A sweltering hot Germany was the setting for AFIRE's European conference this week. Much of the discussion was about overheating of another kind, Richard Lowe reports.

Cologne was forecast to hit 37 degrees centigrade on Wednesday. It was uncomfortable, but the unusual humidity for Germany provided a somewhat fitting atmosphere for AFIRE's annual European conference. The event, run by an organisation that represents the interests of foreign real estate investors in the US, was very much concerned with the question of whether core markets in America were overheating. (Much of the conference chatter was also about an address from the 42nd US president Bill Clinton, although due to this topic being strictly off-limits nothing more can be revealed).

Strong yield compression has been sweeping the prime US property markets, driven largely by heightened investor demand – both domestic and foreign – spurred by the low-interest-rate environment. In the same week, PwC published its latest investor survey, highlighting concerns about the US property recovery being driven too much by a capital markets and becoming detached from its underlying fundamentals.

Two domestic investment groups, USAA Real Estate and the Lionstone Group, were revealed to be 'net-sellers' when it came to core real estate. The former acquired more than $2bn (€1.5bn) of "predominantly core" assets in 2011, but chief executive Leonard O'Donnell expected transactions to total less than $500m this year. "We are considerably less active in core than we were," he said. "The core market is pretty fully priced right now, so we're being pretty cautious in that area." The focus had instead shifted to value-add opportunities and development in multi-family and industrial, he said.

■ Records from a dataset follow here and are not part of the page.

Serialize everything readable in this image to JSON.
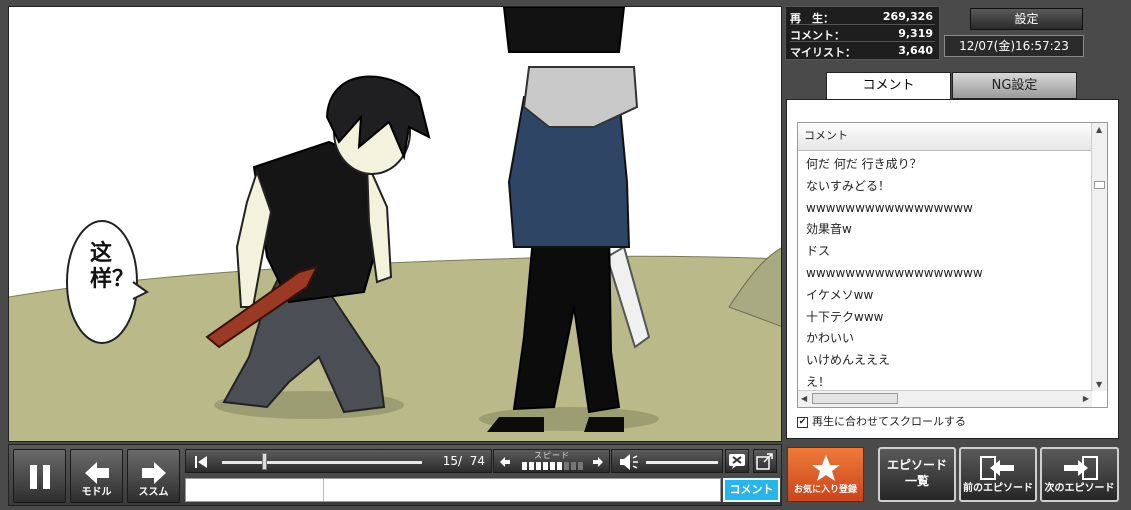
{
  "video": {
    "speech_bubble": "这样？"
  },
  "controls": {
    "back_label": "モドル",
    "forward_label": "ススム",
    "time_display": "15/  74",
    "speed_label": "スピード",
    "speed_level": {
      "filled": 6,
      "total": 9
    },
    "seek_progress": 0.2,
    "volume_level": 1.0,
    "comment_submit_label": "コメント"
  },
  "stats": {
    "views_label": "再　生：",
    "views_value": "269,326",
    "comments_label": "コメント：",
    "comments_value": "9,319",
    "mylist_label": "マイリスト：",
    "mylist_value": "3,640"
  },
  "header": {
    "settings_label": "設定",
    "datetime": "12/07(金)16:57:23"
  },
  "tabs": [
    {
      "label": "コメント",
      "active": true
    },
    {
      "label": "NG設定",
      "active": false
    }
  ],
  "comments": {
    "column_header": "コメント",
    "items": [
      "何だ 何だ 行き成り？",
      "ないすみどる！",
      "wwwwwwwwwwwwwwwww",
      "効果音w",
      "ドス",
      "wwwwwwwwwwwwwwwwww",
      "イケメソww",
      "十下テクwww",
      "かわいい",
      "いけめんえええ",
      "え！"
    ],
    "scroll_option": "再生に合わせてスクロールする",
    "scroll_option_checked": true
  },
  "buttons": {
    "favorite_label": "お気に入り登録",
    "episode_list_label_1": "エピソード",
    "episode_list_label_2": "一覧",
    "prev_episode_label": "前のエピソード",
    "next_episode_label": "次のエピソード"
  },
  "colors": {
    "accent_orange": "#e0602a",
    "comment_submit": "#29b5e8",
    "ground": "#b9b98a"
  }
}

Glenn Lowenstein, founding partner and CIO of Lionstone, added: "Right now we are a net-seller." Lowenstein said his company focused on the ability of markets to generate income growth, invariably through capitalising on positive employment trends, rather than just concentrating on those cities most widely considered 'core'. He cited Austin, the capital of Texas, as an example: a city benefiting from a burgeoning university population, technology and energy industries. Lionstone had recently bought in Dallas as well, he said.

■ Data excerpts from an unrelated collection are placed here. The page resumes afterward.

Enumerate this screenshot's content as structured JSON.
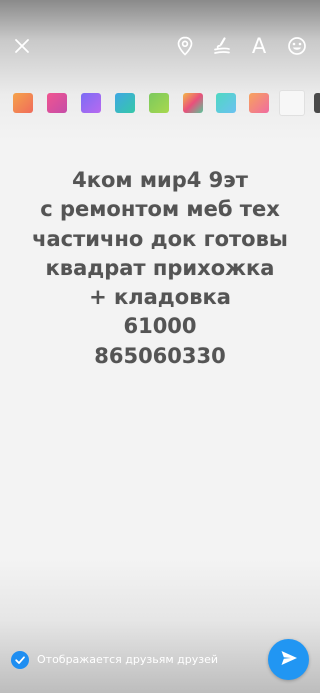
{
  "toolbar": {
    "close_icon": "close-icon",
    "location_icon": "location-pin-icon",
    "draw_icon": "brush-icon",
    "text_tool_label": "A",
    "sticker_icon": "smiley-icon"
  },
  "palette": {
    "swatches": [
      {
        "name": "orange-gradient",
        "colors": [
          "#f5a34a",
          "#f06b5b"
        ]
      },
      {
        "name": "pink-gradient",
        "colors": [
          "#f0558f",
          "#c54ca8"
        ]
      },
      {
        "name": "purple-gradient",
        "colors": [
          "#7b6cf5",
          "#b86af0"
        ]
      },
      {
        "name": "teal-gradient",
        "colors": [
          "#3fa7e3",
          "#36c8a8"
        ]
      },
      {
        "name": "green-gradient",
        "colors": [
          "#7bc95e",
          "#a8d84e"
        ]
      },
      {
        "name": "rainbow-gradient",
        "colors": [
          "#f3b746",
          "#e9507b",
          "#57c79a"
        ]
      },
      {
        "name": "aqua-gradient",
        "colors": [
          "#4fd8c2",
          "#6bc1f1"
        ]
      },
      {
        "name": "peach-gradient",
        "colors": [
          "#f7a35c",
          "#f06ba1"
        ]
      },
      {
        "name": "white",
        "colors": [
          "#f7f7f7"
        ]
      },
      {
        "name": "dark",
        "colors": [
          "#4a4a4a"
        ]
      }
    ]
  },
  "story_text": {
    "lines": [
      "4ком мир4 9эт",
      "с ремонтом меб тех",
      "частично док готовы",
      "квадрат прихожка",
      "+ кладовка",
      "61000",
      "865060330"
    ],
    "color": "#545454"
  },
  "bottom": {
    "visibility_label": "Отображается друзьям друзей",
    "check_icon": "checkmark-icon",
    "send_icon": "send-arrow-icon",
    "accent": "#2196f3"
  }
}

Texas was to crop up again in the form of the state's largest city, Houston. Due to the strength of the local economy, the market has recently experienced an increase in activity from real estate investors. As a result, cap rates for core assets – or yields – have become comparable with those in Washington, DC, an entirely different market in terms of size and maturity.

Frank Lively, executive vice-president at Wafra Investment Advisory Group, asked: "Is there no risk premium associated with Houston versus Washington today?"

Scott Galloway, executive managing director at HFF, said: "The investors that are investing in Houston would not tell you there's a 'risk premium'." He added: "People have done their homework that it is a 'core market' in their mind."

Audience members questioned Houston's lack of a zoning code or public transport system, perhaps implying the comparison with DC was flawed. Speaking privately afterwards, one consultant voiced concerns about the heightened investment activity in Houston, saying fund managers were being compelled into these less mature markets to deliver the returns they had promised to investors.

Of course, real estate investors have much to be concerned about when it comes to a market like Washington, DC, not least the implications of government spending cuts and the spectre of BRAC (Base Realignment and Closure Commission, a US agency set up to dispose of unnecessary real estate used by the Department of Defence). "That is creating some unusual situations in some sub-markets," said Michael Darby, principal and co-founder of Monument Realty.

Seattle, meanwhile, was favoured by both Mark Wilsmann, managing director at Met Life Real Estate Investors, and Mark Preston, group chief executive of Grosvenor. "The downtown core and the South Lake Union area are two of the most exciting sub-markets in the country right now," Wilsmann said.